The system used did not allow real-time or store-and-forward telemonitoring of data. Instead, the recorder and laptop were removed after the deployment period, and the data analysed retrospectively. During the recording period the subject noted more symptoms than usual in his diary record, with increased cough and sputum, but did not suffer exacerbation or require any change in medication.
The pilot study found that the system produced a recording of sufficiently good quality for cough counting purposes (Figure 1). The cough signal had greater amplitude than speech or background noise.

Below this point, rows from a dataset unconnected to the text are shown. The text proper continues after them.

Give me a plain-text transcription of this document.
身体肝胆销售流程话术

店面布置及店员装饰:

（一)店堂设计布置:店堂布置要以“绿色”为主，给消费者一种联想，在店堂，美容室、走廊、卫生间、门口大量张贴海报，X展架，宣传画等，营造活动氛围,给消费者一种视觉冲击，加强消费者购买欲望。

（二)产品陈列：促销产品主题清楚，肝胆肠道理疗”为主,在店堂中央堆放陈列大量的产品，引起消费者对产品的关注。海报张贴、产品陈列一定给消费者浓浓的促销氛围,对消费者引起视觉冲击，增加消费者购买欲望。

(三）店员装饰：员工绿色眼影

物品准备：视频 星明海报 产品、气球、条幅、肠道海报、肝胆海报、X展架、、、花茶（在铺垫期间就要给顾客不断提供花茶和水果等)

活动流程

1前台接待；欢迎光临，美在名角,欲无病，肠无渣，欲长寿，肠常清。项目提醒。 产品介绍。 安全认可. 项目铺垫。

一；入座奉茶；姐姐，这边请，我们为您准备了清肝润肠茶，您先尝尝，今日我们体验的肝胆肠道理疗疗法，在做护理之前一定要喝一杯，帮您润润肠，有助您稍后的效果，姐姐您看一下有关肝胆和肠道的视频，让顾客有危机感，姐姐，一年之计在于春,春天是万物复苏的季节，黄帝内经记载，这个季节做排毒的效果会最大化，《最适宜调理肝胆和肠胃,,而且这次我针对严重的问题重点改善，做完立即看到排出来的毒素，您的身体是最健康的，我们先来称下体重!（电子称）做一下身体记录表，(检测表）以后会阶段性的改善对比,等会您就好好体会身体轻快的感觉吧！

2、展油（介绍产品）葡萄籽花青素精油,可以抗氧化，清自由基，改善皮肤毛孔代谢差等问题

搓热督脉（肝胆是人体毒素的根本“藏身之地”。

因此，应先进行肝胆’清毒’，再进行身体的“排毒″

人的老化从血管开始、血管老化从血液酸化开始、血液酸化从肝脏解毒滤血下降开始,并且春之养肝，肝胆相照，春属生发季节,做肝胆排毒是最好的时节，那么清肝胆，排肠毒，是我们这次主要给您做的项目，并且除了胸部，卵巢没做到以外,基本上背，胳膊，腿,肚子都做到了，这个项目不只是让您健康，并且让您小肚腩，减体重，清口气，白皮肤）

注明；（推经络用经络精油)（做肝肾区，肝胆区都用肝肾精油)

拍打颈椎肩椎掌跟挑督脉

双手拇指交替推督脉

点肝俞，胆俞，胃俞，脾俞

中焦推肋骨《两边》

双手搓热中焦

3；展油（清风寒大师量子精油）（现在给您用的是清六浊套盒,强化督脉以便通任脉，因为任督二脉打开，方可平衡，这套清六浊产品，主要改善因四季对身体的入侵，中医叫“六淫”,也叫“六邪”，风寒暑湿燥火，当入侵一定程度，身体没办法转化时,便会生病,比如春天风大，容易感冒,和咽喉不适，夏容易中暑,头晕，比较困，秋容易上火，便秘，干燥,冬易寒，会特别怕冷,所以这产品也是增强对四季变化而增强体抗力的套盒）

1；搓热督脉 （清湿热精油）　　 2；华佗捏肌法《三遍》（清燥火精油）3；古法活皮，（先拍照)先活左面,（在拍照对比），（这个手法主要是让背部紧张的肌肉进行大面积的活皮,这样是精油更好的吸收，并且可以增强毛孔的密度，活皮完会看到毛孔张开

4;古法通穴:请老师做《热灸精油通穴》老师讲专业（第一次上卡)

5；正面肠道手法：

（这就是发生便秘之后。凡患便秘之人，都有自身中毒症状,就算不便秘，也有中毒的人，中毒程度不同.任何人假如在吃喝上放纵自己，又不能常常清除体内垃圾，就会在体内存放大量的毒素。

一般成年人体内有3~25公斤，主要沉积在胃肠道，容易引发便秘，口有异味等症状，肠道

Acoustic signal of cough on background noise
Several problems were encountered. Some sections of the recording, approximately 5% of the total, were unusable due to high levels of environmental noise. Respiratory noises other than cough caused confusion at times and as the subject lived with a partner, her cough was also recorded although this was assumed to be negligible and not to introduce significant bias. Nevertheless, the recording was of sufficient quality to identify, characterise and cough count. The data were analysed using a trained Gaussian Mixture Model of the spectral features, tonality, rhythm and percussiveness and found to be of sufficient quality to identify and quantify cough.
We conclude that the use of free-field microphones in the patient's own home offers a possible method of capturing cough data reliably. We therefore propose that remote cough measurement should be further tested to confirm whether it is technically feasible, acceptable to patients and associated with clinical benefit. Further work is also required on data transmission to identify appropriate real-time communication. To this end we have embarked on a larger study using the techniques described above.